Cummings’ “73 Poems”

I’ve finished 73 Poems, apparently the last book of poems published during Cumming’s life. Though for me few of the poems rise to the level of his greatest poems, I marked 7 of the poems as worth re-reading, not an insubstantial number.

Perhaps not surprisingly, several of the poems deal with the subject of death, quite optimistically, I noted. I’m not sure if this poem makes the best argument for that optimism, but it’s one that I’ve considered as possible from time to time, and it does a good job of tying together major themes in his poetry from his earliest, most famous poems to these last, less famous ones:


Now i lay(with everywhere around)
me(the great dim deep sound
of rain;and of always and of nowhere)and

what a gently welcoming darkestness–

now i lay me down(in a most steep
more than music)feeling that sunlight is
(life and day are)only loaned:whereas
night is given(night and death and the rain

are given;and given is how beautifully snow)

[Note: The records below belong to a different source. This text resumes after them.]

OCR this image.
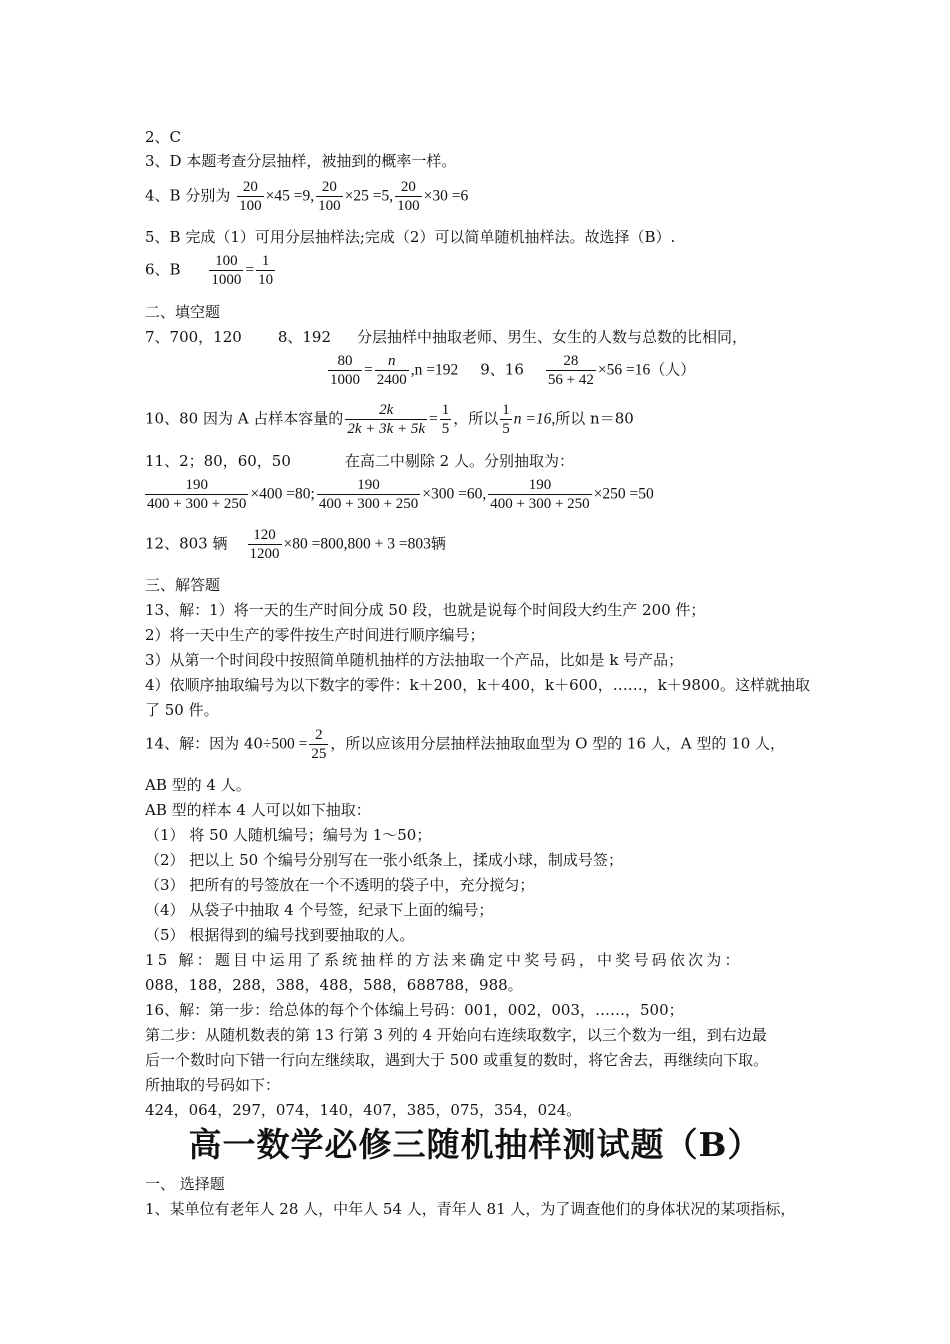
2、C
3、D 本题考查分层抽样，被抽到的概率一样。
4、B 分别为 $\frac{20}{100} \times 45 =9$, $\frac{20}{100} \times 25 =5$, $\frac{20}{100} \times 30 =6$
5、B 完成（1）可用分层抽样法;完成（2）可以简单随机抽样法。故选择（B）.
6、B $\frac{100}{1000} = \frac{1}{10}$
二、填空题
7、700，120 8、192 分层抽样中抽取老师、男生、女生的人数与总数的比相同，
$\frac{80}{1000} = \frac{n}{2400} ,n =192$ 9、$16 \frac{28}{56 + 42} \times 56 =16$（人）
10、80 因为 A 占样本容量的 $\frac{2k}{2k + 3k + 5k} = \frac{1}{5}$ ，所以 $\frac{1}{5}$ n =16,所以 n＝80
11、2；80，60，50	在高二中剔除 2 人。分别抽取为：
$\frac{190}{400 + 300 + 250} \times 400 =80$; $\frac{190}{400 + 300 + 250} \times 300 =60$, $\frac{190}{400 + 300 + 250} \times 250 =50$
12、803 辆 $\frac{120}{1200} \times 80 =800,800 + 3 =803$辆
三、解答题
13、解：1）将一天的生产时间分成 50 段，也就是说每个时间段大约生产 200 件；
2）将一天中生产的零件按生产时间进行顺序编号；
3）从第一个时间段中按照简单随机抽样的方法抽取一个产品，比如是 k 号产品；
4）依顺序抽取编号为以下数字的零件：k＋200，k＋400，k＋600，……，k＋9800。这样就抽取
了 50 件。
14、解：因为 $40\div 500 = \frac{2}{25}$ ，所以应该用分层抽样法抽取血型为 O 型的 16 人，A 型的 10 人，
AB 型的 4 人。
AB 型的样本 4 人可以如下抽取：
（1） 将 50 人随机编号；编号为 1～50；
（2） 把以上 50 个编号分别写在一张小纸条上，揉成小球，制成号签；
（3） 把所有的号签放在一个不透明的袋子中，充分搅匀；
（4） 从袋子中抽取 4 个号签，纪录下上面的编号；
（5） 根据得到的编号找到要抽取的人。
15 解：题目中运用了系统抽样的方法来确定中奖号码，中奖号码依次为：
088，188，288，388，488，588，688788，988。
16、解：第一步：给总体的每个个体编上号码：001，002，003，……，500；
第二步：从随机数表的第 13 行第 3 列的 4 开始向右连续取数字，以三个数为一组，到右边最
后一个数时向下错一行向左继续取，遇到大于 500 或重复的数时，将它舍去，再继续向下取。
所抽取的号码如下：
424，064，297，074，140，407，385，075，354，024。
高一数学必修三随机抽样测试题（B）
一、 选择题
1、某单位有老年人 28 人，中年人 54 人，青年人 81 人，为了调查他们的身体状况的某项指标，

now i lay me down to dream of(nothing
i or any somebody or you
can begin to begin to imagine)

something which nobody may keep.
now i lay me down to dream of Spring

I can’t help but think that the opening line was meant to reflect the famous childhood prayer

Now I lay me down to sleep,
I pray the Lord my soul to keep;
And if I die before I wake,
I pray the Lord my soul to take.

which would certainly reflect Cumming’s early upbringing, and, though his religious beliefs become less clear in his later poetry, his enthusiasm for life, especially for Spring, the symbol of rebirth and new beginnings, never waivers.

I’m not sure why but the whole poem reminds me of Walt Whitman’s line in Song of Myself: “All goes onward and outward, nothing collapses,/ And to die is different from what any one supposed, and luckier.” Certainly the attitude toward death seems equally optimistic.

In the end dreaming of “Spring” brings to mind all of the delightful poems that Cumming’s has written about Spring, and reminds us just how remarkable it is for a modern poet to be so both optimistic and successful.